Personally, I like to stretch and have my feet in more than one format. From the world of commerce, this isn’t the ideal strategy. Marketers like to have artists as “brands,” and thus box us in. But for my own need to keep toned, this stretching is good for creative dancing.


Tuesday, October 1, 2024

“PAST IS PROLOGUE”

 

Editors, I’m told, don’t like prologues.

 

A story needs to start in the present. Prologue forces us readers to scroll back before we’re allowed to knock on the door. “Just let me in, blast the past,” the exasperated editor is saying, taking on the readers’ cause.

 

Books of yore had no such impatience. We live and read in a rushing age.

 

How do you feel about prologues?

 

My personal view is that short prologues pique my interest, similar to the back cover teasers meant to sell the story.
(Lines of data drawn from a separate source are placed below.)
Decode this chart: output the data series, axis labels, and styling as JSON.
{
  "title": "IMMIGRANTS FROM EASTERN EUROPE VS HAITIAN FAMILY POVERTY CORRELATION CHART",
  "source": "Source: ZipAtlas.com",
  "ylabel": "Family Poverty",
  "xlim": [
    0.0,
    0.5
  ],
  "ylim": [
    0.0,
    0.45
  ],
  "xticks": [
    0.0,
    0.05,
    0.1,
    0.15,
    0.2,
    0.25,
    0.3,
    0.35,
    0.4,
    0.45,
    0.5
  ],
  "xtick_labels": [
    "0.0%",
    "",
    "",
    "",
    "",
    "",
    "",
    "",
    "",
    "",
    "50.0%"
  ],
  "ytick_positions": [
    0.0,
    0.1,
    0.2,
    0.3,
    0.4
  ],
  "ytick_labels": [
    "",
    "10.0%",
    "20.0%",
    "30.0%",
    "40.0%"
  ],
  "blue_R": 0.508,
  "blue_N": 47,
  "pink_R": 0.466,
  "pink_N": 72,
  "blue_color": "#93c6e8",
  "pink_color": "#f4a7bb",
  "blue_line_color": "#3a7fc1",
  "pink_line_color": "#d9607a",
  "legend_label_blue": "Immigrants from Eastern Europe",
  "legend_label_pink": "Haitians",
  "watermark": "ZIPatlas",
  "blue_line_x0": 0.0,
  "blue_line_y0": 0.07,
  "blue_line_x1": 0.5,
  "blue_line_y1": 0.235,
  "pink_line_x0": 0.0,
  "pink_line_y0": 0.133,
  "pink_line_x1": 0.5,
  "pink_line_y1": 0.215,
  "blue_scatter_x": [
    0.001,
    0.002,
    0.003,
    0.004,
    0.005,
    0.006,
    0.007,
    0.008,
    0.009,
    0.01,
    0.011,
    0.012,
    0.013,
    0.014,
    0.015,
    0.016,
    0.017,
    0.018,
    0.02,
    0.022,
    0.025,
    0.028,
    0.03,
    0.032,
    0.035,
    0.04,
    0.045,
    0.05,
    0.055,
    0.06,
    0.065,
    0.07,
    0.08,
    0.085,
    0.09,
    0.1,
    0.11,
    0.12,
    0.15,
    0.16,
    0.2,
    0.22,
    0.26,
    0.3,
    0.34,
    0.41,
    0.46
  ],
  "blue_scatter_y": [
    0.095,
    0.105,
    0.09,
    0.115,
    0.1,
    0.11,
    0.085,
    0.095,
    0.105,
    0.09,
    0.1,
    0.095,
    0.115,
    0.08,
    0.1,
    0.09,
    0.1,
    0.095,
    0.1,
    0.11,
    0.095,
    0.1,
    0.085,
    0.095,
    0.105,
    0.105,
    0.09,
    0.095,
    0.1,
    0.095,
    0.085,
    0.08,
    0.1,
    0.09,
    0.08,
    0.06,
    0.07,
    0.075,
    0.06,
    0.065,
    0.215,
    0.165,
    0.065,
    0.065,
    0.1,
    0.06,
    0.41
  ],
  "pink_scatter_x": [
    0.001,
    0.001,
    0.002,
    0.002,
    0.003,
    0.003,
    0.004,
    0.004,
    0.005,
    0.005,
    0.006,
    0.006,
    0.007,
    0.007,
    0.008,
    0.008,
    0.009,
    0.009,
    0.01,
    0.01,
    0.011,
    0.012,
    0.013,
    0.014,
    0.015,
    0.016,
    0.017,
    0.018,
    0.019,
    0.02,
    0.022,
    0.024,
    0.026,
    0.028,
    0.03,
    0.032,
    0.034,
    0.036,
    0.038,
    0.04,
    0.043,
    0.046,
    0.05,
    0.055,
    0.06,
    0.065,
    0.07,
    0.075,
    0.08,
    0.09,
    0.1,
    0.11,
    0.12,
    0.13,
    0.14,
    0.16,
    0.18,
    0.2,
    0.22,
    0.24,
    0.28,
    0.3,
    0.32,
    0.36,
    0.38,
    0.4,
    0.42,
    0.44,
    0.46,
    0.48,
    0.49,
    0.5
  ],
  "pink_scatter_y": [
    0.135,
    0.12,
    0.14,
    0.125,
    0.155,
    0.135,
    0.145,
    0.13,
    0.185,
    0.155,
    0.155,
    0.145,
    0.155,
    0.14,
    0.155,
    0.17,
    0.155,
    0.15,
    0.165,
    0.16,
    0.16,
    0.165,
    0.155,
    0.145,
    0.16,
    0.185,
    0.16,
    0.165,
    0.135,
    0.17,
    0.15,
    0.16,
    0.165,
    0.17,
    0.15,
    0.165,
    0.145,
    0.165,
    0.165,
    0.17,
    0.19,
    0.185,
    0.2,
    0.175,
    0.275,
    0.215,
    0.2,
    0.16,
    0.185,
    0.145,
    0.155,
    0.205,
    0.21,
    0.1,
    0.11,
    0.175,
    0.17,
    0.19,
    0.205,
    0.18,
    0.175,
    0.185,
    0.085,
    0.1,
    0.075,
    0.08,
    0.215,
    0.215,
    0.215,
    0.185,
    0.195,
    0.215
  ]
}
Long ones, if well written, captivate. But then it’s a letdown when they end and it feels like I must now shift gears to a new, (as in the now) story. If I make the adjustment, I’m glad for the prologue. If I lose the thread right then, it’s a fail.

 

The current writerly wisdom is to sprinkle back story in bits throughout the narrative of the “now.”

 

That’s fine. But it isn’t the only way to make sense of the present.

 

"What's past is prologue" is a quotation of William Shakespeare from his play The Tempest. In contemporary use, the phrase stands for the idea that history sets the context for the present.

 

Prologues have a legitimate place in literature.*

*I used the Palatino Linotype font in this post on purpose. Old and relevant.